Коко и Игорь (Гринхол) - страница 12

— Конечно, — голова Кариатис склоняется к Коко, — на своей кузине.

— Я не знала, что это разрешается.

— А это и не разрешается, — злословит Кариатис, прикрывшись веером. — Они никак не могли найти священника.

— Бедняжки!

— А я не испытываю к нему жалости. Нечего было до этого доводить.

Коко задумывается.

— Он маленького роста, верно?

Женщины смотрят друг на друга и хихикают.

Оркестр и танцоры продолжают сражение, пока фарс не подходит к концу. С чувством выполненного долга дирижер опускает палочку. Оркестранты наконец отделались. Рой жужжащей публики выходит из зала на улицу, в майскую ночь.

Вспотевшая Коко рада очутиться в прохладе вечернего воздуха. Но ее не оставляет возбуждение. Она ощущает в себе ту же взвинченность, которая взбудоражила зал. Глаза ее искрятся.

— Ну и что вы думаете? — спрашивает Кариатис.

— Поразительно!

— Нет, я не о балете. Даллин!

— О, Шарль! Я уже забыла о нем. — Коко изображает равнодушие.

В сущности, Даллин ей даже нравился, пока не прикоснулся к ее колену. Он хорош собой, он очаровательный компаньон. Но слишком спешит, решает Коко, ей это не по нраву. Кроме того, он актер. Актеры всегда бедные, а она — что ж, она богатая. Оправдываются ее надежды на успех.

— Я сейчас упаду в обморок. Хочу есть. — В ушах Коко все еще звучит музыка. Ее тело по-прежнему отвечает вибрациям ритмов.

Кариатис машет мужчинам.

— Идемте!

И Коко восклицает:

— Эй, посмотрите!

Она указывает друзьям на магнолии. Деревья будто поразило каким-то взрывом, вся мостовая усыпана белыми цветами. Летящие в свете огней лепестки ослепляют Коко.

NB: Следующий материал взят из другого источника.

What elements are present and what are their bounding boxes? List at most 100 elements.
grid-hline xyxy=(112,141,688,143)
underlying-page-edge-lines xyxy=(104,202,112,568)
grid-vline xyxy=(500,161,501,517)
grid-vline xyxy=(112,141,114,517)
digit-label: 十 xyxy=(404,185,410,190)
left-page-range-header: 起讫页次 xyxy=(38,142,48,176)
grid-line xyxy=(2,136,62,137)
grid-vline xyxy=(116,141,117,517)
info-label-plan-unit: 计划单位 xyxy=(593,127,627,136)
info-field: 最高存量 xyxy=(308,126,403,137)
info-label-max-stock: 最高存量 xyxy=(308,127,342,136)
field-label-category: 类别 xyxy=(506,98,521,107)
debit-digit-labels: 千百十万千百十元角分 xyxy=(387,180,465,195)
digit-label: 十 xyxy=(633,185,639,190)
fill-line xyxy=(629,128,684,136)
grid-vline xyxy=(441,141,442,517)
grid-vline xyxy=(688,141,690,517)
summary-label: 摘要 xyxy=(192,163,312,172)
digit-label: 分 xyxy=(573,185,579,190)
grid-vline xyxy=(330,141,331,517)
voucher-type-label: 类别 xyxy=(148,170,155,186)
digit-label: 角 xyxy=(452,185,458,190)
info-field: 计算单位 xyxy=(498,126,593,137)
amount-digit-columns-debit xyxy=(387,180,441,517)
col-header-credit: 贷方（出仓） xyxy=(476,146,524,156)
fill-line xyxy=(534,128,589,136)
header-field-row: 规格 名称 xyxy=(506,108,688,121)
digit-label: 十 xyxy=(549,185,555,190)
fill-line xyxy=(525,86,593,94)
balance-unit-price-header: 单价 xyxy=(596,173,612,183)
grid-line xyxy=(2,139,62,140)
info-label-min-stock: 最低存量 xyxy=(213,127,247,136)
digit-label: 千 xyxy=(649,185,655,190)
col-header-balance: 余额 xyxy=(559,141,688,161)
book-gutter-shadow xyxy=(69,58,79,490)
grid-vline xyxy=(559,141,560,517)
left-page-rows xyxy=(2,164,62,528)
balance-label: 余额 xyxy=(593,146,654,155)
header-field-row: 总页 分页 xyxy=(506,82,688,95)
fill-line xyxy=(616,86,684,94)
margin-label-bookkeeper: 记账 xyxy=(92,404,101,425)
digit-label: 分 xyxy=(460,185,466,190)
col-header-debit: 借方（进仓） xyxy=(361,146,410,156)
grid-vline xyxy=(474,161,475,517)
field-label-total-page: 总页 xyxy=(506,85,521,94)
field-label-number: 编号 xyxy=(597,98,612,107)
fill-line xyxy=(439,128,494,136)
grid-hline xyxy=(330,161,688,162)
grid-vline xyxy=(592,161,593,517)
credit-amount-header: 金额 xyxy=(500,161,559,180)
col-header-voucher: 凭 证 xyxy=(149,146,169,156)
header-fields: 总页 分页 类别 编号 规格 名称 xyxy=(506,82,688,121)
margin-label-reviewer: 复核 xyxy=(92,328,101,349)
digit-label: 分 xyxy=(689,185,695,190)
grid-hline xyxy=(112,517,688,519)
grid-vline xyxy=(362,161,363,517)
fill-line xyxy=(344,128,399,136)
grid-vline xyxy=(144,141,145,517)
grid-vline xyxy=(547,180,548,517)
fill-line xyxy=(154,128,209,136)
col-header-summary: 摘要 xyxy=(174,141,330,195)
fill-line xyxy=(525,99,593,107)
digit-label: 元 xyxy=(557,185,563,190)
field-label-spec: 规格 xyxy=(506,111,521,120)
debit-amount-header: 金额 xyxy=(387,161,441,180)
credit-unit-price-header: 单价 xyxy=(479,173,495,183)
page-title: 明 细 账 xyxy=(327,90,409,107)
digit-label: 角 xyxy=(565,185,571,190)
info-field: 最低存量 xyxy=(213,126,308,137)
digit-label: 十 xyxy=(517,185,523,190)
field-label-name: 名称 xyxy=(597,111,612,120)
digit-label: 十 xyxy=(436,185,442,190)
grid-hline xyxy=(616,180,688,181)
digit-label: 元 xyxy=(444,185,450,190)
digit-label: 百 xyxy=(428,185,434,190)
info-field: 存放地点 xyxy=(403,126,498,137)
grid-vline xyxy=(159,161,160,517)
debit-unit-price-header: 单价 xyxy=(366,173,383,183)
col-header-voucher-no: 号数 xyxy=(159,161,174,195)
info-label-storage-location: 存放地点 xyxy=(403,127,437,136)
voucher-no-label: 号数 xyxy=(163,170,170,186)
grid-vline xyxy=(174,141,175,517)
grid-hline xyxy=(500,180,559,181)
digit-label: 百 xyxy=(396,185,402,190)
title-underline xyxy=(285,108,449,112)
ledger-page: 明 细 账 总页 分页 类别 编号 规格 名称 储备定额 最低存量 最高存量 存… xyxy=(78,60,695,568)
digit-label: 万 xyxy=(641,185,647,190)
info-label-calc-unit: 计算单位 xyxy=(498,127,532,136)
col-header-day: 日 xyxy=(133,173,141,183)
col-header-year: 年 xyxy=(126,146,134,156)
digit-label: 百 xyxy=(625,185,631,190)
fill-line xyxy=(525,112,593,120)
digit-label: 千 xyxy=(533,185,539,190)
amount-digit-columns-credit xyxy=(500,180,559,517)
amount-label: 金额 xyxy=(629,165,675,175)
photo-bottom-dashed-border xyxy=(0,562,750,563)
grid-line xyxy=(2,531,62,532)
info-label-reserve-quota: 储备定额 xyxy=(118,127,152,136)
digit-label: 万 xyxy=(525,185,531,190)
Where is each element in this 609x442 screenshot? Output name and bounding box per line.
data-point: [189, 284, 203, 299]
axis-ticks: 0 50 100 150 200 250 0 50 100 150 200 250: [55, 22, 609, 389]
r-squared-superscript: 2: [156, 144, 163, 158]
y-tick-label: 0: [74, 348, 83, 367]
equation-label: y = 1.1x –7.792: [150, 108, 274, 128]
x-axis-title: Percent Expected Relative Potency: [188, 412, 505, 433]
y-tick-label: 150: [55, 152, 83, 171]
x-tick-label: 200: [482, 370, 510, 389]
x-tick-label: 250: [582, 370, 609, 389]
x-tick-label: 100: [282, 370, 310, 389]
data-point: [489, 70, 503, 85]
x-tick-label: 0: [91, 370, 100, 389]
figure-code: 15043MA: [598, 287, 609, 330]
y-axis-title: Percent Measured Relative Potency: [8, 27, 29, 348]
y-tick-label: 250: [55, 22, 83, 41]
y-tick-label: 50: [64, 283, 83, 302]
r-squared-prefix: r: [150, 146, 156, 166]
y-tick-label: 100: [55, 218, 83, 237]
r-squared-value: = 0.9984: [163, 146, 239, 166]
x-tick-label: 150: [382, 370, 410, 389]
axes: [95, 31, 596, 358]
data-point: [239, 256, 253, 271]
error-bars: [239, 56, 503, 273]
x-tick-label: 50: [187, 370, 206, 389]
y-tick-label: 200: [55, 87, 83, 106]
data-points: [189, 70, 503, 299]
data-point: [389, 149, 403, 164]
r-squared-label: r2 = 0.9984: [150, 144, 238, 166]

Чувствуя себя возбужденной, словно невеста, она распрямляет плечи и становится в профиль, будто изображение на монете.

— Да, пойдемте, — говорит она, — идемте, идемте.

Взявшись за руки, Коко и Кариатис идут впереди. Мужчины следуют за ними. Послушный Шарль поправляет шляпу, в огорчении накалывает лепестки на острый кончик своей трости.

Коко делает им знак поторопиться.

— Нас дожидается столик у «Максима».

3

1920


Расстроенный тем, что не удается играть на фортепиано в номере парижского отеля, Игорь репетирует на учебной клавиатуре. Чтобы уменьшить силу звука, он садится на пол и кладет клавиатуру на колени. Ноги его нажимают на несуществующие педали. Рядом с ним сидит его младший сын Сулима. Папины руки, беззвучно нажимающие на клавиши, кажутся ему удивительными мостами.

— Можно мне уйти?

— Пока еще нет. Я не закончил.

— А когда ты закончишь?

— Почему бы тебе не попробовать пропеть эти звуки, глядя на клавиши?

Сулима принимает вызов. Он напевает с закрытым ртом, почти в унисон с тем, что делают пальцы Игоря. У него не хватает голоса, чтобы взять высокие ноты.